Si allontanò dalla finestra, lasciandola aperta, in quella stanza c’era odore di chiuso e non si respirava per nulla;
d’improvviso i fogli sulla scrivania si scompigliarono ancora di più, prima che la sedia si allontanasse dalla scrivania e di tornare assolutamente nello stesso posto in cui li aveva visti prima di entrare dalla porta; i fogli tornarono al loro posto così come il camino si accese, ecco, a quanto pareva il fantasma si stava manifestando nuovamente e per fortuna, Sara era presente, così avrebbe potuto vederlo, sempre che questo avesse voluto mostrarsi a lei
«forza fatti vedere»
Disse sottovoce, spostandosi dalla finestra, che ora era chiusa come se lei poco prima non l’avesse neppure sfiorata, le tende invece si erano scostate dal loro precedente posto facendo entrare giusto uno spiraglio di luce, ma nulla di che, in fondo era ancora mattina presto, la luce non era poi così forte e fuori il cielo era coperto da pesanti nuvoloni neri.

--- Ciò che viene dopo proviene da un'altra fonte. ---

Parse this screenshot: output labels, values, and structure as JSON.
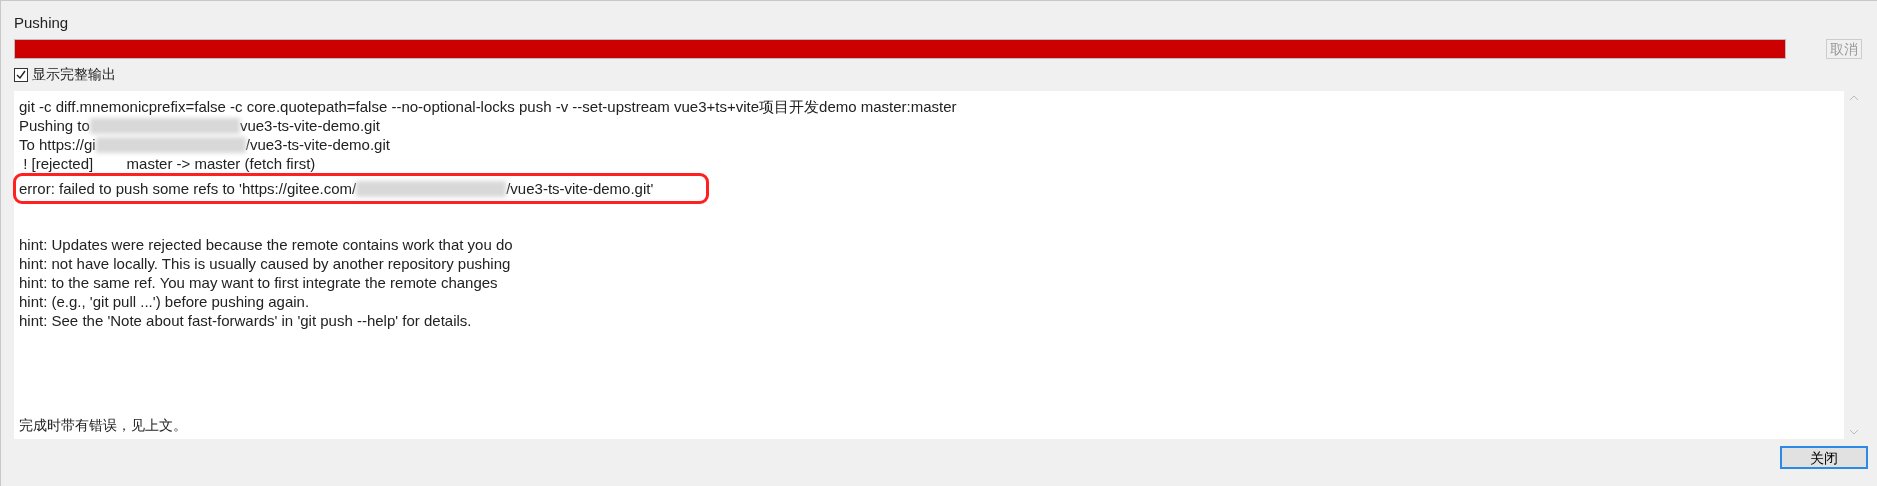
{
  "title": "Pushing",
  "progress": {
    "level": 1
  },
  "cancel_button": {
    "label": "取消",
    "disabled": true
  },
  "show_full_output": {
    "label": "显示完整输出",
    "checked": true
  },
  "output": {
    "lines": [
      {
        "parts": [
          "git -c diff.mnemonicprefix=false -c core.quotepath=false --no-optional-locks push -v --set-upstream vue3+ts+vite项目开发demo master:master"
        ],
        "highlighted": false
      },
      {
        "parts": [
          "Pushing to",
          "vue3-ts-vite-demo.git"
        ],
        "highlighted": false
      },
      {
        "parts": [
          "To https://gi",
          "/vue3-ts-vite-demo.git"
        ],
        "highlighted": false
      },
      {
        "parts": [
          " ! [rejected]        master -> master (fetch first)"
        ],
        "highlighted": false
      },
      {
        "parts": [
          "error: failed to push some refs to 'https://gitee.com/",
          "/vue3-ts-vite-demo.git'"
        ],
        "highlighted": true
      }
    ],
    "hints": [
      "hint: Updates were rejected because the remote contains work that you do",
      "hint: not have locally. This is usually caused by another repository pushing",
      "hint: to the same ref. You may want to first integrate the remote changes",
      "hint: (e.g., 'git pull ...') before pushing again.",
      "hint: See the 'Note about fast-forwards' in 'git push --help' for details."
    ],
    "summary": "完成时带有错误，见上文。"
  },
  "close_button": {
    "label": "关闭",
    "focused": true
  }
}
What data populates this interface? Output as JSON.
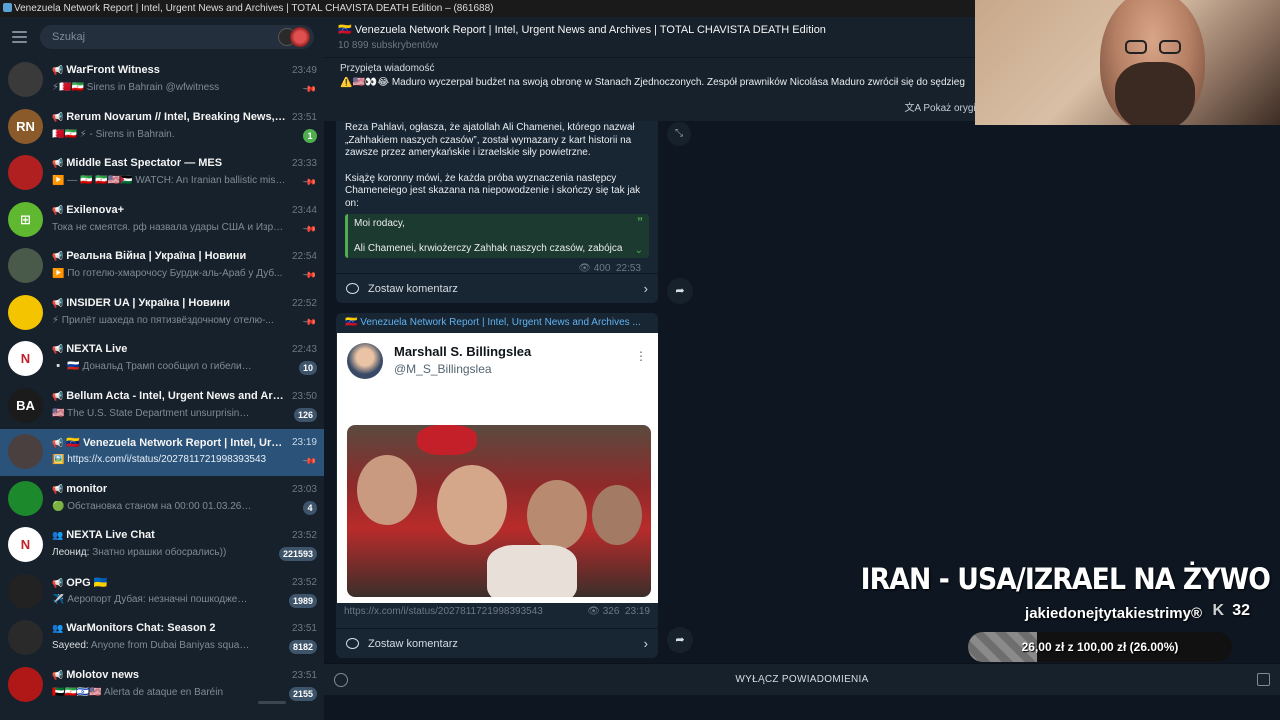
{
  "window": {
    "title": "Venezuela Network Report | Intel, Urgent News and Archives | TOTAL CHAVISTA DEATH Edition – (861688)"
  },
  "sidebar": {
    "search_placeholder": "Szukaj",
    "chats": [
      {
        "name": "WarFront Witness",
        "time": "23:49",
        "preview": "⚡🇧🇭🇮🇷 Sirens in Bahrain  @wfwitness",
        "badge": "",
        "pinned": true,
        "avatar_color": "#3a3a3a",
        "avatar_text": ""
      },
      {
        "name": "Rerum Novarum // Intel, Breaking News, and Al...",
        "time": "23:51",
        "preview": "🇧🇭🇮🇷 ⚡ - Sirens in Bahrain.",
        "badge": "1",
        "badge_green": true,
        "avatar_color": "#8b5a2b",
        "avatar_text": "RN"
      },
      {
        "name": "Middle East Spectator — MES",
        "time": "23:33",
        "preview": "▶️ — 🇮🇷 🇮🇷🇺🇸🇵🇸 WATCH: An Iranian ballistic missi...",
        "badge": "",
        "pinned": true,
        "avatar_color": "#b02020",
        "avatar_text": ""
      },
      {
        "name": "Exilenova+",
        "time": "23:44",
        "preview": "Тока не смеятся.   рф назвала удары США и Израил...",
        "badge": "",
        "pinned": true,
        "avatar_color": "#5fb82f",
        "avatar_text": "⊞"
      },
      {
        "name": "Реальна Війна | Україна | Новини",
        "time": "22:54",
        "preview": "▶️ По готелю-хмарочосу Бурдж-аль-Араб у Дуб...",
        "badge": "",
        "pinned": true,
        "avatar_color": "#4a5a4a",
        "avatar_text": ""
      },
      {
        "name": "INSIDER UA | Україна | Новини",
        "time": "22:52",
        "preview": "⚡ Прилёт шахеда по пятизвёздочному отелю-...",
        "badge": "",
        "pinned": true,
        "avatar_color": "#f5c400",
        "avatar_text": ""
      },
      {
        "name": "NEXTA Live",
        "time": "22:43",
        "preview": "▫️ 🇷🇺 Дональд Трамп сообщил о гибели верховн...",
        "badge": "10",
        "avatar_color": "#ffffff",
        "avatar_text": "N"
      },
      {
        "name": "Bellum Acta - Intel, Urgent News and Archives ...",
        "time": "23:50",
        "preview": "🇺🇸 The U.S. State Department unsurprisingly annou...",
        "badge": "126",
        "avatar_color": "#1b1b1b",
        "avatar_text": "BA"
      },
      {
        "name": "🇻🇪 Venezuela Network Report | Intel, Urgent N...",
        "time": "23:19",
        "preview": "🖼️ https://x.com/i/status/2027811721998393543",
        "badge": "",
        "pinned": true,
        "active": true,
        "avatar_color": "#4a4040",
        "avatar_text": ""
      },
      {
        "name": "monitor",
        "time": "23:03",
        "preview": "🟢 Обстановка станом на 00:00 01.03.26  — Страте...",
        "badge": "4",
        "avatar_color": "#1c8a2c",
        "avatar_text": ""
      },
      {
        "name": "NEXTA Live Chat",
        "time": "23:52",
        "preview_sender": "Леонид:",
        "preview": " Знатно ирашки обосрались))",
        "badge": "221593",
        "group": true,
        "avatar_color": "#ffffff",
        "avatar_text": "N"
      },
      {
        "name": "OPG 🇺🇦",
        "time": "23:52",
        "preview": "✈️ Аеропорт Дубая: незначні пошкодження та п...",
        "badge": "1989",
        "avatar_color": "#222222",
        "avatar_text": ""
      },
      {
        "name": "WarMonitors Chat: Season 2",
        "time": "23:51",
        "preview_sender": "Sayeed:",
        "preview": " Anyone from Dubai Baniyas square?",
        "badge": "8182",
        "group": true,
        "avatar_color": "#2a2a2a",
        "avatar_text": ""
      },
      {
        "name": "Molotov news",
        "time": "23:51",
        "preview": "🇦🇪🇮🇷🇮🇱🇺🇸 Alerta de ataque en Baréin",
        "badge": "2155",
        "avatar_color": "#b01818",
        "avatar_text": ""
      }
    ]
  },
  "header": {
    "title": "🇻🇪 Venezuela Network Report | Intel, Urgent News and Archives | TOTAL CHAVISTA DEATH Edition",
    "subscribers": "10 899 subskrybentów"
  },
  "pinned": {
    "label": "Przypięta wiadomość",
    "text": "⚠️🇺🇸👀😂 Maduro wyczerpał budżet na swoją obronę w Stanach Zjednoczonych.  Zespół prawników Nicolása Maduro zwrócił się do sędzieg"
  },
  "translate": {
    "label": "Pokaż oryginalny"
  },
  "message1": {
    "para1": "Reza Pahlavi, ogłasza, że ajatollah Ali Chamenei, którego nazwał „Zahhakiem naszych czasów”, został wymazany z kart historii na zawsze przez amerykańskie i izraelskie siły powietrzne.",
    "para2": "Książę koronny mówi, że każda próba wyznaczenia następcy Chameneiego jest skazana na niepowodzenie i skończy się tak jak on:",
    "quote_line1": "Moi rodacy,",
    "quote_line2": "Ali Chamenei, krwiożerczy Zahhak naszych czasów, zabójca",
    "views": "400",
    "time": "22:53",
    "comment_label": "Zostaw komentarz"
  },
  "message2": {
    "forwarded_from": "🇻🇪 Venezuela Network Report | Intel, Urgent News and Archives ...",
    "tweet_name": "Marshall S. Billingslea",
    "tweet_handle": "@M_S_Billingslea",
    "link": "https://x.com/i/status/2027811721998393543",
    "views": "326",
    "time": "23:19",
    "comment_label": "Zostaw komentarz"
  },
  "bottom": {
    "mute_label": "WYŁĄCZ POWIADOMIENIA"
  },
  "overlay": {
    "title": "IRAN - USA/IZRAEL NA ŻYWO",
    "username": "jakiedonejtytakiestrimy®",
    "viewers": "32",
    "goal_text": "26,00 zł z 100,00 zł (26.00%)",
    "goal_fraction": 0.26
  }
}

Un fulmine cadde in lontananza abbagliando il cielo e illuminando la stanza e Sara sentì una flebile risata provenire da qualche metro di distanza da lei
“so che sei qui, forza mostrati”
Estrasse dalla borsa una macchina fotografica, spesso i fantasmi si mostravano davanti all’obbiettivo e Sara avrebbe ricorso ad ogni modo per far si che il fantasma si mostrasse a lei, doveva mostrarsi a lei, così avrebbe potuto farlo passare all’altro mondo…
Nulla da fare, non si vide nulla nemmeno con l’ausilio dell’obbiettivo, non le restava altro da fare che attendere e vedere come si sarebbero messe le cose in quei pochi secondi.
I minuti trascorsero ad una velocità impensabile…un secondo non passava mai e un minuto sembrava un’ eternità, la ragazza decise quindi di andarsene dalla stanza; girò i tacchi e si avviò verso la porta, quando un lampo cadde nuovamente, questa volta nel giardino, seguito da un grande tonfo, più simile allo scoppio di una bomba che ad un tuono; si spensero tutte le luci, così Sara estrasse una pila a batterie e l’accese, puntandola prima all’interno della stanza, dove tutto era regolare, poi verso la porta….nulla era cambiato, tranne per il fatto che la macchia di vino per terra era magicamente diventata fresca, lei si abbassò e toccò la macchia rossa, portando il dito al naso…no, non era vino, aveva un odore metallico e la consistenza era troppo densa, quello era chiaramente sangue; una folata di vento fece aprire la finestra e mosse tutti i fogli bianchi ancora presenti sulla scrivania, alzando anche una pesante nuvola di cenere, probabilmente quella presente nel camino.
Uscì alla svelta dalla stanza, richiudendo la porta dietro le sue spalle; nel corridoio tutte le luci erano spente, come all’interno dello studio e faceva freddo, molto freddo; si appoggiò ad un mobiletto, sempre in legno…in quella casa tutto era fatto in legno!
«Signora…c’è nessuno? »
Ma non ottenne nessuna risposta, non c’era assolutamente nessuno li dentro, nessuno escluso un gatto soriano, piuttosto ben messo, che passeggiava indisturbato nel corridoio degnando la ragazza solo di uno sguardo obliquo
«Oh grandioso! »
Detto questo tolse la mano dal mobiletto, osservando per pochi secondi l’impronta della sua mano, che aveva spostato la polvere, si avviò quindi verso l’uscita; il portone era ancora aperto, così come il cancello, ma le finestre della casa ora erano tutte chiuse e riparate e le canali erano nuove e bel salde al loro posto; Sara scosse la testa, confusa, portandosi una mano alla fronte bagnata e…incrostata di sangue! Probabilmente la botta di prima l’aveva ferita e non si era ripulita dal sangue prima che le si seccasse in fronte.
Si girò ancora una volta verso la casa e poi nuovamente verso il cancello, che era scomparso, avvolto da una fitta nebbia; eppure non c’era mai la nebbia quando pioveva, poteva esserci solo una spiegazione, d’ora in avanti lei sarebbe stata prigioniera della casa, sino a quando non l’avrebbe disinfestata dai fantasmi, o ci avrebbe rimesso le penne pure lei.